Friday, 10 December 2010

Give And Ye Shall Not Receive

If you, like others, have always had a sneaking suspicion that Cancer Research UK is effectively an R&D resource for the pharmaceutical industry (the signs aren't too well hidden), Judith Potts at the Telegraph only appears to lend creedence to the idea.

Some of these drugs will have been developed by the Clinical Development Partnerships. This section of Cancer Research UK takes anti-cancer drugs, which pharmaceutical companies have “deprioritised” - that is, “given up on” - and puts them through trials. If a drug proves to be successful, the pharmaceutical company retains the option to take the drug back and develop it for patients – but Cancer Research UK does not lose out because it would, then, receive a share of the revenue. Pharmaceutical companies sometimes abandon work on anti cancer drugs because of the time factor and the cost involved - it can take up to 10 years and hundreds of millions of pounds before these drugs arrive on the pharmacy shelf. This way, new medicines can be developed for use, particularly, with the more rare cancers.
Now, I've always wondered - even when they were called the Imperial Research Fund - what would happen if cancer charities were to find a cure for cancer.

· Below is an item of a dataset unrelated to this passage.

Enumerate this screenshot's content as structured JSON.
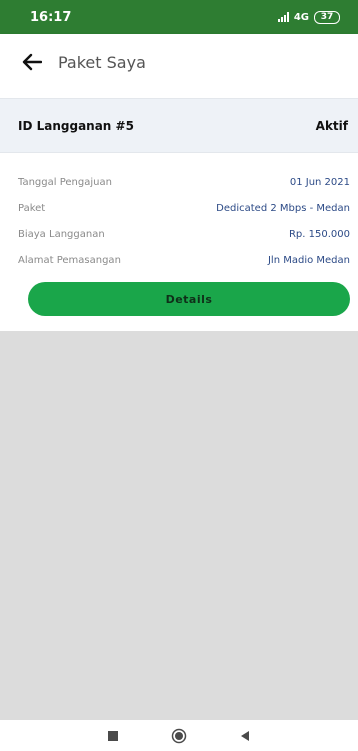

Considering their donations come from the public, would they donate the cure to the NHS in recognition of where the funding originated? You know, give the country's money back to the people who provided it. Or would it be handed over to the pharma industry so that they can then charge the NHS (and thereby, us) for a profitable eternity?

Well, I have to say that this doesn't look too encouraging.

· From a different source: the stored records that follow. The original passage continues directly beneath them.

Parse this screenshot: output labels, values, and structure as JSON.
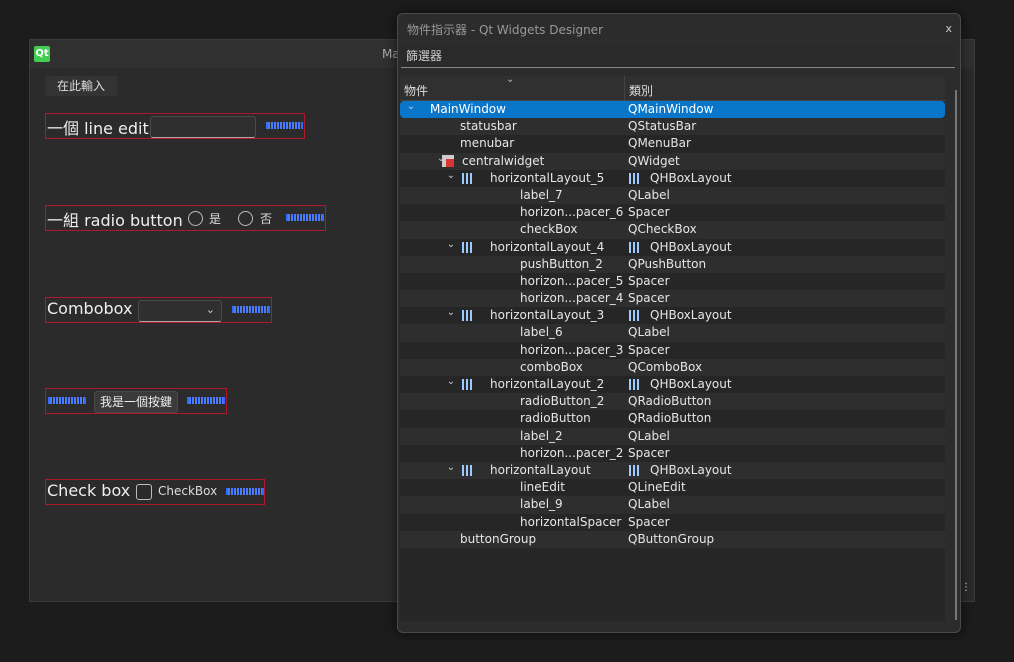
{
  "main_window": {
    "title": "Ma",
    "logo": "Qt",
    "menu_placeholder": "在此輸入",
    "form": {
      "row1": {
        "label": "一個 line edit"
      },
      "row2": {
        "label": "一組 radio button",
        "radio1": "是",
        "radio2": "否"
      },
      "row3": {
        "label": "Combobox",
        "arrow": "⌄"
      },
      "row4": {
        "button": "我是一個按鍵"
      },
      "row5": {
        "label": "Check box",
        "checkbox": "CheckBox"
      }
    }
  },
  "inspector": {
    "title": "物件指示器 - Qt Widgets Designer",
    "close": "x",
    "filter_placeholder": "篩選器",
    "col_object": "物件",
    "col_class": "類別",
    "sort_glyph": "⌄",
    "rows": [
      {
        "indent": 0,
        "exp": "⌄",
        "icon": "",
        "name": "MainWindow",
        "cls": "QMainWindow",
        "sel": true
      },
      {
        "indent": 1,
        "exp": "",
        "icon": "",
        "name": "statusbar",
        "cls": "QStatusBar"
      },
      {
        "indent": 1,
        "exp": "",
        "icon": "",
        "name": "menubar",
        "cls": "QMenuBar"
      },
      {
        "indent": 1,
        "exp": "⌄",
        "icon": "widget",
        "name": "centralwidget",
        "cls": "QWidget"
      },
      {
        "indent": 2,
        "exp": "⌄",
        "icon": "layout",
        "name": "horizontalLayout_5",
        "cls": "QHBoxLayout",
        "clsicon": true
      },
      {
        "indent": 3,
        "exp": "",
        "icon": "",
        "name": "label_7",
        "cls": "QLabel"
      },
      {
        "indent": 3,
        "exp": "",
        "icon": "",
        "name": "horizon...pacer_6",
        "cls": "Spacer"
      },
      {
        "indent": 3,
        "exp": "",
        "icon": "",
        "name": "checkBox",
        "cls": "QCheckBox"
      },
      {
        "indent": 2,
        "exp": "⌄",
        "icon": "layout",
        "name": "horizontalLayout_4",
        "cls": "QHBoxLayout",
        "clsicon": true
      },
      {
        "indent": 3,
        "exp": "",
        "icon": "",
        "name": "pushButton_2",
        "cls": "QPushButton"
      },
      {
        "indent": 3,
        "exp": "",
        "icon": "",
        "name": "horizon...pacer_5",
        "cls": "Spacer"
      },
      {
        "indent": 3,
        "exp": "",
        "icon": "",
        "name": "horizon...pacer_4",
        "cls": "Spacer"
      },
      {
        "indent": 2,
        "exp": "⌄",
        "icon": "layout",
        "name": "horizontalLayout_3",
        "cls": "QHBoxLayout",
        "clsicon": true
      },
      {
        "indent": 3,
        "exp": "",
        "icon": "",
        "name": "label_6",
        "cls": "QLabel"
      },
      {
        "indent": 3,
        "exp": "",
        "icon": "",
        "name": "horizon...pacer_3",
        "cls": "Spacer"
      },
      {
        "indent": 3,
        "exp": "",
        "icon": "",
        "name": "comboBox",
        "cls": "QComboBox"
      },
      {
        "indent": 2,
        "exp": "⌄",
        "icon": "layout",
        "name": "horizontalLayout_2",
        "cls": "QHBoxLayout",
        "clsicon": true
      },
      {
        "indent": 3,
        "exp": "",
        "icon": "",
        "name": "radioButton_2",
        "cls": "QRadioButton"
      },
      {
        "indent": 3,
        "exp": "",
        "icon": "",
        "name": "radioButton",
        "cls": "QRadioButton"
      },
      {
        "indent": 3,
        "exp": "",
        "icon": "",
        "name": "label_2",
        "cls": "QLabel"
      },
      {
        "indent": 3,
        "exp": "",
        "icon": "",
        "name": "horizon...pacer_2",
        "cls": "Spacer"
      },
      {
        "indent": 2,
        "exp": "⌄",
        "icon": "layout",
        "name": "horizontalLayout",
        "cls": "QHBoxLayout",
        "clsicon": true
      },
      {
        "indent": 3,
        "exp": "",
        "icon": "",
        "name": "lineEdit",
        "cls": "QLineEdit"
      },
      {
        "indent": 3,
        "exp": "",
        "icon": "",
        "name": "label_9",
        "cls": "QLabel"
      },
      {
        "indent": 3,
        "exp": "",
        "icon": "",
        "name": "horizontalSpacer",
        "cls": "Spacer"
      },
      {
        "indent": 1,
        "exp": "",
        "icon": "",
        "name": "buttonGroup",
        "cls": "QButtonGroup"
      }
    ]
  },
  "colors": {
    "selection": "#0a76c9",
    "layout_border": "#b0182c",
    "spacer": "#2d6dff",
    "qt_green": "#41cd52"
  }
}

CRUK will take up a project that big pharma have "given up on", spend the money which women wearing pink have entrusted to them, and then give the successful outcome to über-multinational conglomerates to charge as they please to our tax account.

Where are the big business hating lefties on this issue, eh?

OK. Let's play with the idea that pharma retains an interest in these drugs which they have "given up on". Why are CRUK spending donor money on a lost cause without ensuring any potential benefits are given to the country? Is the state so inept that they have no means of retaining a patent and tendering for manufacturers under licence?

If it's dead in the water, it's a waste of charity funds. If, however, there is a chance that there will be a successful outcome (which there must be), pharma should either be paying for the research since they are going to be reaping the profits, or it should be released. Or perhaps business foresight doesn't apply when the money being spent isn't one's own (or when you don't care too much about anything but your own salary).

CRUK receive a share of the revenue? Whoopy-doo. Nothing financially advantageous to the taxpayer (or charity giver), but more money for CRUK to do pharma's R&D work for them.

CRUK (latest income £498m) haven't been going for 108 years for nothing you know. And big pharma haven't been averse to throwing some reciprocal funding their way for just as long, either.

Quite a lot of symbiotic back-scratching going on there, methinks. Nothing which will do anything to alleviate NHS expenditure or re-imburse you for your efforts, mind.